My dad was a biology professor and this was reflected in many of the things he taught my brother and me. I was the only preschooler around who called the Easter Bunny by the name of the Easter Sylvilagus. In our family, when one of us was being a pig at the table they called us a sous. My teddy bear was named Ursus. And I won't even begin to talk about the special, scientific terms we used for bathroom terms and body parts! When we would set out a net on the beach, the caught shark was a chance for dissection and an impromptu lesson in Anatomy & Physiology. Living on a hobby farm meant we were taught about things such as imprinting, incubation, and ecology.

And our academic home learning wasn't limited to the sciences. After a rain, our family would frequently head out to plowed fields to hunt for arrow heads where we would hear about the native Americans who roamed our state long before the Europeans. A visit to Vicksburg and the Battlefield Park meant Civil War history communicated to us in ways much more thrilling than a textbook.

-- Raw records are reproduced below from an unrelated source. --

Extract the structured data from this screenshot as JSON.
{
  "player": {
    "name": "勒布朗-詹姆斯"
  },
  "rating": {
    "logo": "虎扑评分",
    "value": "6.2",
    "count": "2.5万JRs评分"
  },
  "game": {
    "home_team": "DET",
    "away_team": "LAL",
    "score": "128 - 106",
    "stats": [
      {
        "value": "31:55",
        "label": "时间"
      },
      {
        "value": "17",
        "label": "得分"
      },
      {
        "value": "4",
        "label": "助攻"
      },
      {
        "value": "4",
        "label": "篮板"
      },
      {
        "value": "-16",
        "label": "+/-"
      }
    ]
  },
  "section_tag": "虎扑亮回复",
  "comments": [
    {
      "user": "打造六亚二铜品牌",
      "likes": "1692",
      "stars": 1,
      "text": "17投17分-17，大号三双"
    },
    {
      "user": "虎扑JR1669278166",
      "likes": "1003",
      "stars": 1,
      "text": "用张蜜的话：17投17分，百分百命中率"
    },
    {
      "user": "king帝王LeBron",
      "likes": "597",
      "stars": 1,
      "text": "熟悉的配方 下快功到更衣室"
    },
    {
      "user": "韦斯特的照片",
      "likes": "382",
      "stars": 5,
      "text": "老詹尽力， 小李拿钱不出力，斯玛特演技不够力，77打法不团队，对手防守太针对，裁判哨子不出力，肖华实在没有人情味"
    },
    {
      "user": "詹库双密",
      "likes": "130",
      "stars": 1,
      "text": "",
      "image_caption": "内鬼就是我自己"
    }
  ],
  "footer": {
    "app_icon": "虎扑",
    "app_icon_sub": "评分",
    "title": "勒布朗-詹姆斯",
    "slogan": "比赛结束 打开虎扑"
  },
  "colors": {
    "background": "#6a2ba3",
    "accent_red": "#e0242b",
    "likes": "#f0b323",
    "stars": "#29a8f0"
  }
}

And a family reunion in South Alabama was a chance to not only hear tales of our family's early years in America, but to gain an understanding of the persecution and poverty that many other families were also fleeing from in Europe and the trials and obstacles they had to endure in the earlier years of our nation.

But more than history or science or geography or Spanish (yes, I learned how to roll my "r"'s riding to school with my dad), my Dad taught me about God. He taught me what the Bible said and he showed me with his life how to live it out. Whether it was giving a Bible to the man pumping our gas or letting a troubled young adult live with us temporarily, my dad lived what he said. Some of my happiest childhood memories centered around my parents' hippy Christian friends and the good times we had at the little house church in West Jackson and on our farm in Crystal Springs. We'd read from our Good News for Modern Man Bibles, sit on the floor and sing "I wish we'd all been ready", have baptismal services in our lake, and have communion using homemade wine and bread in our living room.

And because of the reality of God I saw lived out in my home from both of my parents, I accepted Jesus as my personal savior as soon as I was old enough to realize I needed His salvation. I always loved Him and knew He loved me, but at 9:30 p.m. on October 24, 1973, my daddy helped me make it official. Kneeling by my parents' bed on Queen Circle in Jackson, Mississippi, I told Jesus I was sorry for all the bad things I had done---and believe me, a seven year can do some pretty rotten things---and asked Him to save me.

My dad wrote in the front of my little CHILDREN'S LIVING BIBLE:

"It feels all sunny in my heart and not stormy."

So today my dad turns 73 and I want to take this chance to say "thank you". My dad has led probably hundreds of people to the Lord over the last 55 years of walking with the Lord. He has taught thousands of students and encouraged many to go after careers they might not have even thought they were capable of pursuing. He is now passing on his knowledge of so many different things to his grandchildren. He's not lived a perfect life, but then who has? He's had struggles and heartbreak but one thing he has stayed true to, his passion for learning and passing on his knowledge to others. And most of all, His knowledge of God's love and saving grace.

Thank you, Daddy, for being my teacher long before it was cool to homeschool. I owe you more than I even realize.